Konijnen zijn pure planteneters, ofwel herbivoren. Hun lange darmstelsel is gemaakt om grote hoeveelheden vezelig voedsel te verteren. Voedsel voor konijnen bestaat uit een verteerbaar en een onverteerbaar deel. Verteerbaar voedsel bevat alle nodige voedingsstoffen. Het gaat langzaam door het spijsverteringsstelsel zodat de voedingsstoffen kunnen worden opgenomen. Het andere deel bestaat uit grote hoeveelheden onverteerbare vezels, die zorgen voor een snelle darmbeweging. Eet een konijn te weinig vezels dan zal de darmwerking trager gaan, waardoor het verteerbare voedsel niet goed verteerd wordt en darmproblemen kunnen ontstaan. Voedsel met zoveel mogelijk vezels is dus het belangrijkste onderdeel van de dagelijkse voeding van een konijn.
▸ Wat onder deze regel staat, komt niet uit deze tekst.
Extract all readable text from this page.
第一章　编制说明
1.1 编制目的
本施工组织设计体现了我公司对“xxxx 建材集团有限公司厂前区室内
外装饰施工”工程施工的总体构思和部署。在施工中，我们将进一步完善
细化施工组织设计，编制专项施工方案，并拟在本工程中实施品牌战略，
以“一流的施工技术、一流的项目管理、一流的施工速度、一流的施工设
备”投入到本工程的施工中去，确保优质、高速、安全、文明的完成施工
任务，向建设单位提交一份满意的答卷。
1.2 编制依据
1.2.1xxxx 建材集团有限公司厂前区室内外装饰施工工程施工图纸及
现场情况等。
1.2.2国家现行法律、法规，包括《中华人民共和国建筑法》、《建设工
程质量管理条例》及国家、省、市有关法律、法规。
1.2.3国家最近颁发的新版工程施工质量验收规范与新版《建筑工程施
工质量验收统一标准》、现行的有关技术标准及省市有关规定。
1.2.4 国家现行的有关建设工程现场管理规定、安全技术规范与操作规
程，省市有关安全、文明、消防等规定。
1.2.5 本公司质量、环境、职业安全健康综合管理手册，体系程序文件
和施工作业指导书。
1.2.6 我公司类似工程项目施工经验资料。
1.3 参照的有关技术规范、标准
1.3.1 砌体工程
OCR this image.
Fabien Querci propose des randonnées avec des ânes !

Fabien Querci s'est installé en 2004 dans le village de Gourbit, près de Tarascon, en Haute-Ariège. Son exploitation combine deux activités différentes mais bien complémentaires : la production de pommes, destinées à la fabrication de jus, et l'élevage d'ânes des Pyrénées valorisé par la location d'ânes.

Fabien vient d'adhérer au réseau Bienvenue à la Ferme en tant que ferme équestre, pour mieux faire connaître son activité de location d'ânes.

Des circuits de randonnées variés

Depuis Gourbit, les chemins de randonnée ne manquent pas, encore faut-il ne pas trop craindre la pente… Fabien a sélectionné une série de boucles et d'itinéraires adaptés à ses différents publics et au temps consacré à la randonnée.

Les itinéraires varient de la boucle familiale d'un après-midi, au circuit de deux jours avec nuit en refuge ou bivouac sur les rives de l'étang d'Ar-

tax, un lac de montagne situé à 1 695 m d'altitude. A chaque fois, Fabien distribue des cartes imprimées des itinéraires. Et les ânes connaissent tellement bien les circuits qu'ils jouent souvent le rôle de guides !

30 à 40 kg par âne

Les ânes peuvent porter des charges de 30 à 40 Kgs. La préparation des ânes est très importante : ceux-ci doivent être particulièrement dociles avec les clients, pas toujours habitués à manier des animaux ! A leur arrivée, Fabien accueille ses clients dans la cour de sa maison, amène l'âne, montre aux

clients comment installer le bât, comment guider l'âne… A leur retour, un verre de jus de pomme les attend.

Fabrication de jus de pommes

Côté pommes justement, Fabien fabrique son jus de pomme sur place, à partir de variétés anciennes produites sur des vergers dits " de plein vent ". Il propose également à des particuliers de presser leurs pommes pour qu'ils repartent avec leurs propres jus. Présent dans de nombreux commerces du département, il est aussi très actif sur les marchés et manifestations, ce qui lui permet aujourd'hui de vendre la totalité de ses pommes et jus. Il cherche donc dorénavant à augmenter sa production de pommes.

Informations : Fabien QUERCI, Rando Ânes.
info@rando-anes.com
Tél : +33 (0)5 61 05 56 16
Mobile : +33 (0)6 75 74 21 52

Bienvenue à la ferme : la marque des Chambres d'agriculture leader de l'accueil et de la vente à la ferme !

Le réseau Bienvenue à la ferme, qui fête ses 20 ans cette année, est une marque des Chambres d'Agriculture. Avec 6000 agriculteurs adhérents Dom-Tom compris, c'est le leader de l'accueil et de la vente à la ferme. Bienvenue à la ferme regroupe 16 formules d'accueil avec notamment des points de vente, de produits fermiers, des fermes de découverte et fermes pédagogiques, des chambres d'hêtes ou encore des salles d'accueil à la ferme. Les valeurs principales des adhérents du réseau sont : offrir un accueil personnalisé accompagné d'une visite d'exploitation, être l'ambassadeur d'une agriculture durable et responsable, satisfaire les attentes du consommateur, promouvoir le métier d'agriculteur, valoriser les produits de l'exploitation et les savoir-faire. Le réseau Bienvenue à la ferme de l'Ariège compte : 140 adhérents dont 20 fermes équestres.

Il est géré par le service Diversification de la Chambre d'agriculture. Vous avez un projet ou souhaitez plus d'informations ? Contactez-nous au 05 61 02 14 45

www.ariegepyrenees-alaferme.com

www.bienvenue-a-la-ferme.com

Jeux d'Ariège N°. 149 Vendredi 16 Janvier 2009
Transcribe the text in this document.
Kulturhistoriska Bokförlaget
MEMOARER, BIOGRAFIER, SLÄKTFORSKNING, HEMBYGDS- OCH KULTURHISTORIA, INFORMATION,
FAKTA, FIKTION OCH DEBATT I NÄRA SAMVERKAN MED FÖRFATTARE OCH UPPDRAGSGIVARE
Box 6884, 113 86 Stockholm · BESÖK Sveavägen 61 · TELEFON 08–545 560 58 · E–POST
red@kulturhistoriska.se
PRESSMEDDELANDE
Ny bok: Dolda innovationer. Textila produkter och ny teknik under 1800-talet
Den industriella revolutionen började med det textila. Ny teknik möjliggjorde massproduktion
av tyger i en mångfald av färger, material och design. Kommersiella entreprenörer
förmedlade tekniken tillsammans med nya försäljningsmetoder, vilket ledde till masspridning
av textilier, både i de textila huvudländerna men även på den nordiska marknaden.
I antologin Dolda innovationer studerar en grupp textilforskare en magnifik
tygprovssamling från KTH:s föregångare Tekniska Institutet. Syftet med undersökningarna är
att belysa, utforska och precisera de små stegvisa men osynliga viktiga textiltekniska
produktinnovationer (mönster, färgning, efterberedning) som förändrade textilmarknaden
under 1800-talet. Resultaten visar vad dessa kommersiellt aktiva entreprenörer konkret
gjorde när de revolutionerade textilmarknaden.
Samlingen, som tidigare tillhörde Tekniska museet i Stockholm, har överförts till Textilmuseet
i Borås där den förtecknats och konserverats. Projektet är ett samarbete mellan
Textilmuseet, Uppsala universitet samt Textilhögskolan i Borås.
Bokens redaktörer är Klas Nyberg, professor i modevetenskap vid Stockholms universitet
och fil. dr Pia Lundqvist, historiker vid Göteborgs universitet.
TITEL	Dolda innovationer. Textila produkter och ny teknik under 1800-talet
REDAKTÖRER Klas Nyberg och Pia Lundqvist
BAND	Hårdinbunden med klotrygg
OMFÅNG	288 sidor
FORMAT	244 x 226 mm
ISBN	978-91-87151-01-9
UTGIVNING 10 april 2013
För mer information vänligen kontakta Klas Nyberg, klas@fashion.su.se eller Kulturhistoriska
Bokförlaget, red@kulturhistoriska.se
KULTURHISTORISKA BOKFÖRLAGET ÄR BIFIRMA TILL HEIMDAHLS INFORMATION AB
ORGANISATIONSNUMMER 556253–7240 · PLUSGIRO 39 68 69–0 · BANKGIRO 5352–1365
Goede vezels worden geleverd door hooi, stro, takken en groenvoer zoals wilde planten en kruiden maar ook groenten. Fruit bevat ook vezels maar mag slechts zeer beperkt gegeven worden omdat het veel suiker bevat. Hooi is de belangrijkste vezelleverancier. Het is structuurrijk dus je konijn moet er intensief en lang op kauwen. Hierdoor slijten de kiezen, die bij een konijn altijd doorgroeien, goed af. Hooi bevat verder alle vitaminen en mineralen die een konijn nodig heeft. Een konijn dient daarom dag en nacht hooi tot zijn beschikking te hebben. Stro is ook een goede vezelleverancier maar bevat niet zoveel voedingsstoffen als hooi. Als een konijn erg veel stro eet, loopt hij het risico op verstoppingen. Stro kan daarom wel gegeten worden door een konijn maar het mag nooit het hooi vervangen.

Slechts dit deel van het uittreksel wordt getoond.